Study objectives: To define the prognostic value of stress testing (STRT) in patients ≥ 75 years of age.
Design: Multicenter prospective randomized trial.
Setting: Tertiary care centers.
Patients: Two hundred ninety-two patients of the Trial of Invasive vs Medical Treatment of Elderly Patients aged ≥ 75 years with chronic angina despite receiving two or more antianginal drugs were prospectively observed for 1 year.
Intervention: STRT (88% exercise ECG; 12% pharmacologic stress imaging) was performed if possible, and ischemia was diagnosed using current guidelines. Death for any reason and nonfatal myocardial infarction were outcome events.
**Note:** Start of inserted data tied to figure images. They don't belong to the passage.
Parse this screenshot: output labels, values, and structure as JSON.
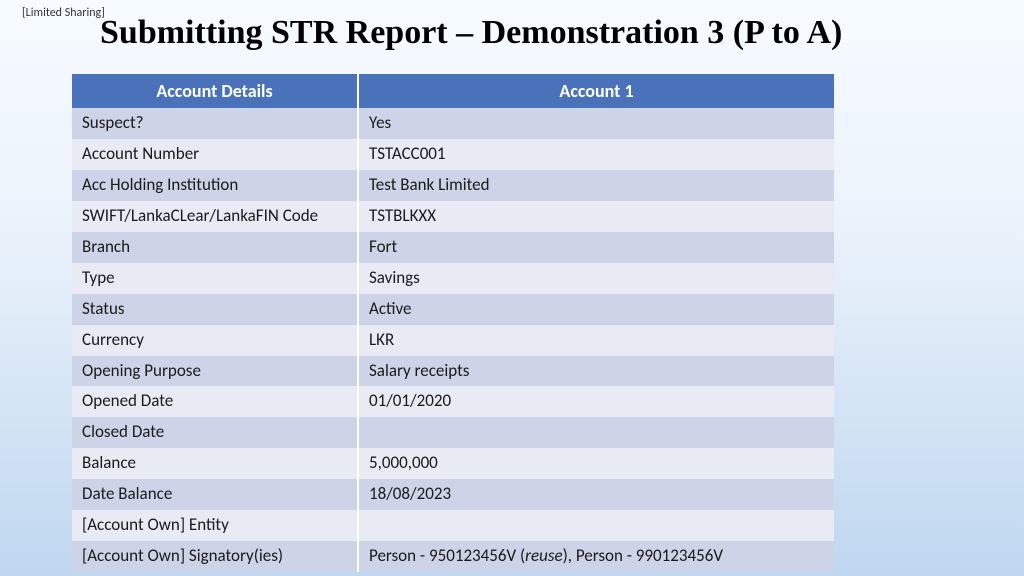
{
  "classification": "[Limited Sharing]",
  "title": "Submitting STR Report – Demonstration 3 (P to A)",
  "table": {
    "header_bg": "#4a72ba",
    "header_fg": "#ffffff",
    "band_a_bg": "#cdd4e7",
    "band_b_bg": "#e8ebf4",
    "col1_header": "Account Details",
    "col2_header": "Account 1",
    "rows": [
      {
        "label": "Suspect?",
        "value": "Yes"
      },
      {
        "label": "Account Number",
        "value": "TSTACC001"
      },
      {
        "label": "Acc Holding Institution",
        "value": "Test Bank Limited"
      },
      {
        "label": "SWIFT/LankaCLear/LankaFIN Code",
        "value": "TSTBLKXX"
      },
      {
        "label": "Branch",
        "value": "Fort"
      },
      {
        "label": "Type",
        "value": "Savings"
      },
      {
        "label": "Status",
        "value": "Active"
      },
      {
        "label": "Currency",
        "value": "LKR"
      },
      {
        "label": "Opening Purpose",
        "value": "Salary receipts"
      },
      {
        "label": "Opened Date",
        "value": "01/01/2020"
      },
      {
        "label": "Closed Date",
        "value": ""
      },
      {
        "label": "Balance",
        "value": "5,000,000"
      },
      {
        "label": "Date Balance",
        "value": "18/08/2023"
      },
      {
        "label": "[Account Own] Entity",
        "value": ""
      },
      {
        "label": "[Account Own] Signatory(ies)",
        "value_parts": [
          "Person - 950123456V (",
          {
            "text": "reuse",
            "italic": true
          },
          "), Person - 990123456V"
        ]
      }
    ]
  }
}
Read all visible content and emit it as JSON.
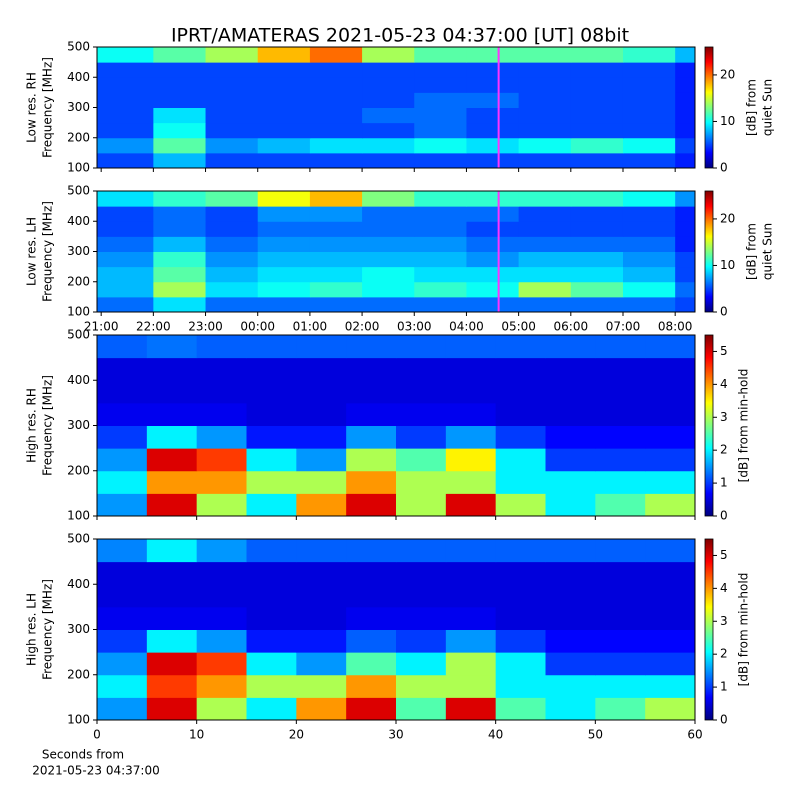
{
  "title": "IPRT/AMATERAS 2021-05-23 04:37:00 [UT]   08bit",
  "chart_data": [
    {
      "type": "heatmap",
      "colormap": "jet",
      "y_label": [
        "Low res. RH",
        "Frequency [MHz]"
      ],
      "colorbar_label": [
        "[dB] from",
        "quiet Sun"
      ],
      "xlim": [
        -0.08,
        11.38
      ],
      "xticks": [
        {
          "value": 0,
          "label": "21:00"
        },
        {
          "value": 1,
          "label": "22:00"
        },
        {
          "value": 2,
          "label": "23:00"
        },
        {
          "value": 3,
          "label": "00:00"
        },
        {
          "value": 4,
          "label": "01:00"
        },
        {
          "value": 5,
          "label": "02:00"
        },
        {
          "value": 6,
          "label": "03:00"
        },
        {
          "value": 7,
          "label": "04:00"
        },
        {
          "value": 8,
          "label": "05:00"
        },
        {
          "value": 9,
          "label": "06:00"
        },
        {
          "value": 10,
          "label": "07:00"
        },
        {
          "value": 11,
          "label": "08:00"
        }
      ],
      "show_xticklabels": false,
      "ylim": [
        100,
        500
      ],
      "yticks": [
        100,
        200,
        300,
        400,
        500
      ],
      "clim": [
        0,
        26
      ],
      "cticks": [
        0,
        10,
        20
      ],
      "marker_x": 7.6167,
      "marker_color": "#ff33ff",
      "x_bins": [
        -0.08,
        1,
        2,
        3,
        4,
        5,
        6,
        7,
        8,
        9,
        10,
        11,
        11.38
      ],
      "y_bins": [
        100,
        150,
        200,
        250,
        300,
        350,
        400,
        450,
        500
      ],
      "z": [
        [
          5,
          8,
          5,
          5,
          5,
          5,
          5,
          5,
          5,
          5,
          5,
          4
        ],
        [
          7,
          12,
          7,
          8,
          9,
          9,
          10,
          9,
          10,
          11,
          10,
          5
        ],
        [
          5,
          10,
          5,
          5,
          5,
          5,
          6,
          5,
          5,
          5,
          5,
          4
        ],
        [
          5,
          9,
          5,
          5,
          5,
          6,
          6,
          5,
          5,
          5,
          5,
          4
        ],
        [
          5,
          5,
          5,
          5,
          5,
          5,
          6,
          6,
          5,
          5,
          5,
          4
        ],
        [
          5,
          5,
          5,
          5,
          5,
          5,
          5,
          5,
          5,
          5,
          5,
          4
        ],
        [
          5,
          5,
          5,
          5,
          5,
          5,
          5,
          5,
          5,
          5,
          5,
          4
        ],
        [
          10,
          12,
          14,
          18,
          20,
          14,
          12,
          12,
          12,
          12,
          11,
          8
        ]
      ]
    },
    {
      "type": "heatmap",
      "colormap": "jet",
      "y_label": [
        "Low res. LH",
        "Frequency [MHz]"
      ],
      "colorbar_label": [
        "[dB] from",
        "quiet Sun"
      ],
      "xlim": [
        -0.08,
        11.38
      ],
      "xticks": [
        {
          "value": 0,
          "label": "21:00"
        },
        {
          "value": 1,
          "label": "22:00"
        },
        {
          "value": 2,
          "label": "23:00"
        },
        {
          "value": 3,
          "label": "00:00"
        },
        {
          "value": 4,
          "label": "01:00"
        },
        {
          "value": 5,
          "label": "02:00"
        },
        {
          "value": 6,
          "label": "03:00"
        },
        {
          "value": 7,
          "label": "04:00"
        },
        {
          "value": 8,
          "label": "05:00"
        },
        {
          "value": 9,
          "label": "06:00"
        },
        {
          "value": 10,
          "label": "07:00"
        },
        {
          "value": 11,
          "label": "08:00"
        }
      ],
      "show_xticklabels": true,
      "ylim": [
        100,
        500
      ],
      "yticks": [
        100,
        200,
        300,
        400,
        500
      ],
      "clim": [
        0,
        26
      ],
      "cticks": [
        0,
        10,
        20
      ],
      "marker_x": 7.6167,
      "marker_color": "#ff33ff",
      "x_bins": [
        -0.08,
        1,
        2,
        3,
        4,
        5,
        6,
        7,
        8,
        9,
        10,
        11,
        11.38
      ],
      "y_bins": [
        100,
        150,
        200,
        250,
        300,
        350,
        400,
        450,
        500
      ],
      "z": [
        [
          6,
          9,
          6,
          6,
          6,
          6,
          6,
          6,
          6,
          6,
          6,
          5
        ],
        [
          8,
          14,
          9,
          10,
          11,
          10,
          11,
          10,
          14,
          12,
          10,
          6
        ],
        [
          8,
          12,
          8,
          9,
          9,
          10,
          9,
          9,
          9,
          9,
          8,
          5
        ],
        [
          7,
          11,
          7,
          8,
          8,
          8,
          8,
          7,
          8,
          8,
          7,
          5
        ],
        [
          6,
          8,
          6,
          7,
          7,
          7,
          7,
          6,
          6,
          6,
          6,
          4
        ],
        [
          5,
          6,
          5,
          6,
          6,
          6,
          6,
          5,
          5,
          5,
          5,
          4
        ],
        [
          5,
          6,
          5,
          7,
          7,
          6,
          6,
          6,
          5,
          5,
          5,
          4
        ],
        [
          9,
          11,
          12,
          16,
          18,
          13,
          11,
          11,
          11,
          11,
          10,
          7
        ]
      ]
    },
    {
      "type": "heatmap",
      "colormap": "jet",
      "y_label": [
        "High res. RH",
        "Frequency [MHz]"
      ],
      "colorbar_label": [
        "[dB] from min-hold"
      ],
      "xlim": [
        0,
        60
      ],
      "xticks": [
        0,
        10,
        20,
        30,
        40,
        50,
        60
      ],
      "show_xticklabels": false,
      "ylim": [
        100,
        500
      ],
      "yticks": [
        100,
        200,
        300,
        400,
        500
      ],
      "clim": [
        0,
        5.5
      ],
      "cticks": [
        0,
        1,
        2,
        3,
        4,
        5
      ],
      "x_bins": [
        0,
        5,
        10,
        15,
        20,
        25,
        30,
        35,
        40,
        45,
        50,
        55,
        60
      ],
      "y_bins": [
        100,
        150,
        200,
        250,
        300,
        350,
        400,
        450,
        500
      ],
      "z": [
        [
          1.5,
          5,
          3,
          2,
          4,
          5,
          3,
          5,
          3,
          2,
          2.5,
          3
        ],
        [
          2,
          4,
          4,
          3,
          3,
          4,
          3,
          3,
          2,
          2,
          2,
          2
        ],
        [
          1.5,
          5,
          4.5,
          2,
          1.5,
          3,
          2.5,
          3.5,
          2,
          1,
          1,
          1
        ],
        [
          1,
          2,
          1.5,
          0.8,
          0.8,
          1.5,
          1,
          1.5,
          1,
          0.7,
          0.7,
          0.7
        ],
        [
          0.6,
          0.6,
          0.6,
          0.5,
          0.5,
          0.6,
          0.6,
          0.6,
          0.5,
          0.5,
          0.5,
          0.5
        ],
        [
          0.5,
          0.5,
          0.5,
          0.5,
          0.5,
          0.5,
          0.5,
          0.5,
          0.5,
          0.5,
          0.5,
          0.5
        ],
        [
          0.5,
          0.5,
          0.5,
          0.5,
          0.5,
          0.5,
          0.5,
          0.5,
          0.5,
          0.5,
          0.5,
          0.5
        ],
        [
          1.2,
          1.3,
          1.2,
          1.2,
          1.2,
          1.2,
          1.2,
          1.2,
          1.2,
          1.2,
          1.2,
          1.2
        ]
      ]
    },
    {
      "type": "heatmap",
      "colormap": "jet",
      "y_label": [
        "High res. LH",
        "Frequency [MHz]"
      ],
      "colorbar_label": [
        "[dB] from min-hold"
      ],
      "x_label": [
        "Seconds from",
        "2021-05-23 04:37:00"
      ],
      "xlim": [
        0,
        60
      ],
      "xticks": [
        0,
        10,
        20,
        30,
        40,
        50,
        60
      ],
      "show_xticklabels": true,
      "ylim": [
        100,
        500
      ],
      "yticks": [
        100,
        200,
        300,
        400,
        500
      ],
      "clim": [
        0,
        5.5
      ],
      "cticks": [
        0,
        1,
        2,
        3,
        4,
        5
      ],
      "x_bins": [
        0,
        5,
        10,
        15,
        20,
        25,
        30,
        35,
        40,
        45,
        50,
        55,
        60
      ],
      "y_bins": [
        100,
        150,
        200,
        250,
        300,
        350,
        400,
        450,
        500
      ],
      "z": [
        [
          1.5,
          5,
          3,
          2,
          4,
          5,
          2.5,
          5,
          2.5,
          2,
          2.5,
          3
        ],
        [
          2,
          4.5,
          4,
          3,
          3,
          4,
          3,
          3,
          2,
          2,
          2,
          2
        ],
        [
          1.5,
          5,
          4.5,
          2,
          1.5,
          2.5,
          2,
          3,
          2,
          1,
          1,
          1
        ],
        [
          1,
          2,
          1.5,
          0.8,
          0.8,
          1.2,
          1,
          1.5,
          1,
          0.7,
          0.7,
          0.7
        ],
        [
          0.6,
          0.6,
          0.6,
          0.5,
          0.5,
          0.6,
          0.6,
          0.6,
          0.5,
          0.5,
          0.5,
          0.5
        ],
        [
          0.5,
          0.5,
          0.5,
          0.5,
          0.5,
          0.5,
          0.5,
          0.5,
          0.5,
          0.5,
          0.5,
          0.5
        ],
        [
          0.5,
          0.5,
          0.5,
          0.5,
          0.5,
          0.5,
          0.5,
          0.5,
          0.5,
          0.5,
          0.5,
          0.5
        ],
        [
          1.4,
          2,
          1.5,
          1.2,
          1.2,
          1.2,
          1.2,
          1.2,
          1.2,
          1.2,
          1.2,
          1.2
        ]
      ]
    }
  ]
}
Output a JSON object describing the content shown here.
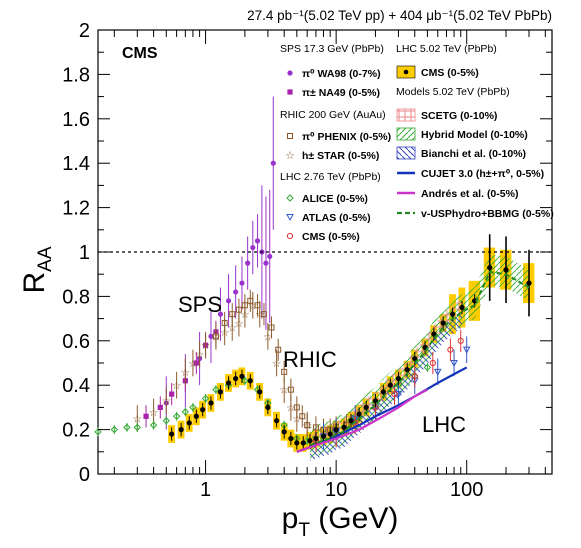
{
  "header": {
    "lumi_text": "27.4 pb⁻¹(5.02 TeV pp) + 404 μb⁻¹(5.02 TeV PbPb)",
    "experiment": "CMS"
  },
  "region_labels": {
    "sps": "SPS",
    "rhic": "RHIC",
    "lhc": "LHC"
  },
  "legend": {
    "sps_header": "SPS 17.3 GeV (PbPb)",
    "sps_items": [
      "π⁰ WA98 (0-7%)",
      "π± NA49 (0-5%)"
    ],
    "rhic_header": "RHIC 200 GeV (AuAu)",
    "rhic_items": [
      "π⁰ PHENIX (0-5%)",
      "h± STAR (0-5%)"
    ],
    "lhc276_header": "LHC 2.76 TeV (PbPb)",
    "lhc276_items": [
      "ALICE (0-5%)",
      "ATLAS (0-5%)",
      "CMS (0-5%)"
    ],
    "lhc502_header": "LHC 5.02 TeV (PbPb)",
    "lhc502_items": [
      "CMS (0-5%)"
    ],
    "models_header": "Models 5.02 TeV (PbPb)",
    "model_items": [
      "SCETG (0-10%)",
      "Hybrid Model (0-10%)",
      "Bianchi et al. (0-10%)",
      "CUJET 3.0 (h±+π⁰, 0-5%)",
      "Andrés et al. (0-5%)",
      "v-USPhydro+BBMG (0-5%)"
    ]
  },
  "colors": {
    "wa98": "#9933cc",
    "na49": "#aa22aa",
    "phenix": "#8b5a2b",
    "star": "#8b5a2b",
    "alice": "#33aa33",
    "atlas": "#3355cc",
    "cms276": "#dd3333",
    "cms502_band": "#ffcc00",
    "scet": "#ee8888",
    "hybrid": "#33aa33",
    "bianchi": "#3344bb",
    "cujet": "#1133bb",
    "andres": "#cc33cc",
    "vusp": "#228822"
  },
  "chart_data": {
    "type": "scatter",
    "xlabel": "p_T (GeV)",
    "ylabel": "R_AA",
    "xscale": "log",
    "xlim": [
      0.15,
      450
    ],
    "ylim": [
      0,
      2
    ],
    "xticks": [
      "1",
      "10",
      "100"
    ],
    "yticks": [
      "0",
      "0.2",
      "0.4",
      "0.6",
      "0.8",
      "1",
      "1.2",
      "1.4",
      "1.6",
      "1.8",
      "2"
    ],
    "reference_line": 1,
    "series": [
      {
        "name": "π⁰ WA98 (0-7%)",
        "x": [
          0.5,
          0.7,
          0.9,
          1.1,
          1.3,
          1.5,
          1.7,
          1.9,
          2.1,
          2.3,
          2.5,
          2.7,
          2.9,
          3.1,
          3.3
        ],
        "y": [
          0.32,
          0.42,
          0.52,
          0.62,
          0.72,
          0.78,
          0.82,
          0.86,
          0.95,
          1.02,
          1.05,
          1.0,
          0.95,
          0.98,
          1.4
        ]
      },
      {
        "name": "π± NA49 (0-5%)",
        "x": [
          0.35,
          0.45,
          0.55,
          0.7,
          0.85,
          1.0,
          1.2
        ],
        "y": [
          0.26,
          0.3,
          0.36,
          0.42,
          0.5,
          0.58,
          0.64
        ]
      },
      {
        "name": "π⁰ PHENIX (0-5%)",
        "x": [
          1.2,
          1.4,
          1.6,
          1.8,
          2.0,
          2.2,
          2.5,
          2.8,
          3.2,
          3.6,
          4.0,
          4.5,
          5.0,
          5.5,
          6.0,
          7.0,
          8.0,
          9.0,
          10,
          12,
          14
        ],
        "y": [
          0.62,
          0.68,
          0.72,
          0.74,
          0.76,
          0.78,
          0.76,
          0.72,
          0.66,
          0.56,
          0.46,
          0.38,
          0.3,
          0.26,
          0.22,
          0.21,
          0.2,
          0.2,
          0.21,
          0.22,
          0.24
        ]
      },
      {
        "name": "h± STAR (0-5%)",
        "x": [
          0.3,
          0.4,
          0.5,
          0.6,
          0.7,
          0.8,
          0.9,
          1.0,
          1.2,
          1.4,
          1.6,
          1.8,
          2.0,
          2.3,
          2.6,
          3.0,
          3.5,
          4.0,
          4.5,
          5.0,
          6.0
        ],
        "y": [
          0.25,
          0.28,
          0.33,
          0.4,
          0.46,
          0.5,
          0.54,
          0.58,
          0.62,
          0.64,
          0.66,
          0.68,
          0.72,
          0.76,
          0.72,
          0.62,
          0.5,
          0.38,
          0.3,
          0.25,
          0.22
        ]
      },
      {
        "name": "ALICE (0-5%)",
        "x": [
          0.15,
          0.2,
          0.25,
          0.3,
          0.4,
          0.5,
          0.6,
          0.7,
          0.8,
          1.0,
          1.2,
          1.5,
          2.0,
          2.5,
          3.0,
          4.0,
          5.0,
          6.0,
          8.0,
          10,
          14,
          20,
          30,
          40,
          50
        ],
        "y": [
          0.19,
          0.2,
          0.21,
          0.21,
          0.22,
          0.24,
          0.26,
          0.28,
          0.3,
          0.34,
          0.38,
          0.4,
          0.42,
          0.38,
          0.32,
          0.22,
          0.16,
          0.15,
          0.16,
          0.19,
          0.25,
          0.32,
          0.4,
          0.44,
          0.48
        ]
      },
      {
        "name": "ATLAS (0-5%)",
        "x": [
          8,
          10,
          14,
          20,
          30,
          40,
          60,
          80,
          100
        ],
        "y": [
          0.17,
          0.19,
          0.25,
          0.3,
          0.36,
          0.42,
          0.46,
          0.5,
          0.56
        ]
      },
      {
        "name": "CMS (0-5%) 2.76 TeV",
        "x": [
          7,
          10,
          14,
          20,
          28,
          40,
          55,
          75,
          90
        ],
        "y": [
          0.15,
          0.17,
          0.23,
          0.3,
          0.36,
          0.44,
          0.5,
          0.56,
          0.6
        ]
      },
      {
        "name": "CMS (0-5%) 5.02 TeV",
        "x": [
          0.55,
          0.65,
          0.75,
          0.85,
          0.95,
          1.1,
          1.3,
          1.5,
          1.7,
          1.9,
          2.2,
          2.6,
          3.0,
          3.5,
          4.0,
          4.5,
          5.0,
          5.6,
          6.3,
          7.0,
          8.0,
          9.0,
          10,
          11.5,
          13,
          15,
          17,
          20,
          23,
          26,
          30,
          35,
          40,
          48,
          56,
          66,
          78,
          92,
          115,
          150,
          200,
          300
        ],
        "y": [
          0.18,
          0.2,
          0.23,
          0.26,
          0.29,
          0.32,
          0.37,
          0.41,
          0.43,
          0.44,
          0.42,
          0.37,
          0.3,
          0.24,
          0.19,
          0.16,
          0.14,
          0.14,
          0.15,
          0.16,
          0.17,
          0.18,
          0.2,
          0.21,
          0.24,
          0.27,
          0.3,
          0.33,
          0.37,
          0.4,
          0.43,
          0.47,
          0.52,
          0.57,
          0.63,
          0.68,
          0.72,
          0.75,
          0.78,
          0.93,
          0.92,
          0.86
        ]
      }
    ],
    "models": [
      {
        "name": "CUJET 3.0 (h±+π⁰, 0-5%)",
        "x": [
          5,
          7,
          10,
          15,
          20,
          30,
          40,
          60,
          80,
          100
        ],
        "y": [
          0.1,
          0.13,
          0.17,
          0.22,
          0.26,
          0.31,
          0.35,
          0.41,
          0.45,
          0.48
        ]
      },
      {
        "name": "Andrés et al. (0-5%)",
        "x": [
          5,
          7,
          10,
          15,
          20,
          30,
          40,
          50
        ],
        "y": [
          0.1,
          0.13,
          0.16,
          0.2,
          0.24,
          0.3,
          0.35,
          0.38
        ]
      }
    ]
  }
}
Results: Patients who could perform STRT (148 patients) were younger, had a lower risk profile, received less medication, and had less severe angina than patients who could not perform STRT (144 patients). The 1-year mortality rate was only 1.4% in patients with negative STRT results (72 patients) compared to 5.3% in patients with positive STRT results (76 patients) and 13.7% in patients who had not undergone STRT due to unstable symptoms (95 patients). The corresponding 1-year rates of death/infarction were 2.8%, 15.8%, and 26.3%, respectively. After adjustment for baseline differences, mortality rates were no longer significantly different. However, compared to patients with negative STRT results, infarction and death/infarction rates remained higher in patients with provocable ischemia (hazard ratio [HR], 8.9 [p = 0.04]; HR, 6.1 [p = 0.02], respectively) and in patients without STRT due to unstable angina (HR, 11.8 [p = 0.02]; HR, 8.6 [p = .004], respectively).
Conclusions: STRT in elderly patients is feasible and provides important prognostic information for their future management. Patients with negative STRT results after receiving therapy have a good prognosis, and their conditions may be managed conservatively.